Los pilares del viaducto viejo corrían al lado derecho de la vía, vestigio último del que alguna vez fuera el puente ferroviario más largo del sur. Obra maestra de Gustave Verniory, el ingeniero belga que extendió el tren desde el Malleco hasta el río Toltén, cincuenta kilómetros más al norte de Salisbury y doscientos hacia al sur, levantando viaductos de acero, vigas y pernos. De todas sus obras, el Traiguén fue el más extenso, casi setecientos metros entre el brazo norte, enclavado al inicio del valle, y el sur, apuntado en la parte más baja de la meseta salisburience. Pero el puente tuvo una vida corta: demasiado largo y demasiado débil; tal vez lograba aguantar el peso de los primeros trenes, pero tras el reinado del carbón, el diesel y la electricidad permitieron construir locomotoras más grandes, capaces de arrastrar una mayor cantidad de vagones. Y el Traiguén no aguantó, así que el gobierno ordenó que se construyera un nuevo viaducto. Mi abuelo me contó que el puente nuevo empezó a levantarse a mediados de 1970 y cinco años después el largo espolón de Verniory quedó convertido en una abandonada espina dorsal, que poco a poco fue desmoronándose. Cazadores de fierros y el óxido acabaron matando a la vieja estructura. Finalmente sólo quedaron los pilares, similares a estructuras megalíticas de una prehistoria no tan lejana.
Una nueva bocina y el tren ingresó al corazón de Salisbury, atravesando la ciudad a través de una arteria clavada de norte a sur y en diagonal: sobre, bajo y junto a calles y pasajes. Cada casa, cada esquina, me era tan familiar como la voz de mi padre. La cárcel con sus atalayas gemelas, los dos pisos de la vivienda de la señora Ruiz, una anciana de pelo blanco que alguna vez le hizo costuras a mi madre y nos regaló un gato.

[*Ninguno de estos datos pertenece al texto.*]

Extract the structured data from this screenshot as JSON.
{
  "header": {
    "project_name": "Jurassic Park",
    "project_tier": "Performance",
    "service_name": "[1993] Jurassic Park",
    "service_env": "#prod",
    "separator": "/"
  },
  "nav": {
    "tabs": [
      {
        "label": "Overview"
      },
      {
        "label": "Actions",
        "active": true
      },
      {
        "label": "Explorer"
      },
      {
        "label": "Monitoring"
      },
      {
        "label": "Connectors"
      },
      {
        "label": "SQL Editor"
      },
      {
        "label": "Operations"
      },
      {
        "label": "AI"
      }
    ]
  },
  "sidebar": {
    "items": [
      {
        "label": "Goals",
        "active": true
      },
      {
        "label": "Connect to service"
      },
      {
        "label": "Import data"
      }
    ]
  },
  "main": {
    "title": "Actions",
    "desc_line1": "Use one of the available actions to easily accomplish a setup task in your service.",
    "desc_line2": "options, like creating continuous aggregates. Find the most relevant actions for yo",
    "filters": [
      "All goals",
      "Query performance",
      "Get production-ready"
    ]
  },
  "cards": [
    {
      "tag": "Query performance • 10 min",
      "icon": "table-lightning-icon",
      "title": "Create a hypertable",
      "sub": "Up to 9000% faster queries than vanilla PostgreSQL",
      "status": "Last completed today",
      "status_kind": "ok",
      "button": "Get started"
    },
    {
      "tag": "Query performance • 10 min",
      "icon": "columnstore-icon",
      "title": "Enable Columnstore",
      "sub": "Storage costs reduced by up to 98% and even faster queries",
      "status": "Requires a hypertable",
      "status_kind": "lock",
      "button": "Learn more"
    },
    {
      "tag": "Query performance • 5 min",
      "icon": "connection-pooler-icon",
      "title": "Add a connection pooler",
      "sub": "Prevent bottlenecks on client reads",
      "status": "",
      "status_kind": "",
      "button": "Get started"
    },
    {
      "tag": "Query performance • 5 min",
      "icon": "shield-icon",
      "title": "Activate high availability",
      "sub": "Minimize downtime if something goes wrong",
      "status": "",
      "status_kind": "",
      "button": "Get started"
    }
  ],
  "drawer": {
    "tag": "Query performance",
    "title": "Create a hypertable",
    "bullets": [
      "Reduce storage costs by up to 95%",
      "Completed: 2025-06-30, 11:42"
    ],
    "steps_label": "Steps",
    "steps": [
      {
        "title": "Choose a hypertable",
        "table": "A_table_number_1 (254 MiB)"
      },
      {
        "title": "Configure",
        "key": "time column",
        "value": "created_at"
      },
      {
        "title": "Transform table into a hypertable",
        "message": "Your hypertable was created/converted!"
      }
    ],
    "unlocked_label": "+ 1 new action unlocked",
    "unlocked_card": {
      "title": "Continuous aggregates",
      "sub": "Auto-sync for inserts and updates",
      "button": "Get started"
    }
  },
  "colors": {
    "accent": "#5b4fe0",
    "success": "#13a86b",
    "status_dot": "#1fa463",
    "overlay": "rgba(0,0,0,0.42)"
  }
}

La intersección de Ramírez con Calama, asomada bajo el paso nivel. La torre oxidada de la estación de radio, el techo amarillo de un supermercado de apellido judío. La casa del profesor Oliveros, el mismo que se volvió loco y mató a su mujer antes de colgarse del roble seco del patio, tronco que aún seguía en el mismo sitio donde sus dueños lo habían plantado. La casa de los Tocornal, padres de Pablito Tocornal, que fue compañero mío en kinder, además del primer niño de Salisbury que desapareció y del cual tengo recuerdos. Claro, antes ya había sucedido y después también, pero a nosotros nos mantuvieron al margen. Pércival decía que Salisbury no era un buen lugar para los niños, que acá en verdad vivía el viejo del saco. Y todos sabíamos que tenía razón, aunque no fuera precisamente un viejo ni usara un saco. 

Los campanarios de la única iglesia parroquial, las agujas de los templos evangélicos y la masa fría del Instituto Bautista, mi colegio, donde pasé el primer tercio de mi vida, años que pudieron ser los mejores, pero que a la distancia son sólo buenos recuerdos, ni tan lindos, ni tan inocentes. Chimeneas por todos lados, vapor y humo de leña húmeda, techos mojados, algunos perros persiguiendo al tren y al fondo la sombra azulada del cerro Adencul, intentando quebrar la mañana. Y al cierre, justo antes del punto final del párrafo, tras la barrera oscura de los ciprés de la parte más elevaba del pueblo, el obelisco de la Casa Berkoff. Tenía que estar, era imposible que no apareciera.
Mi pueblo sin la esquina Berkoff era como una fotografía mal revelada.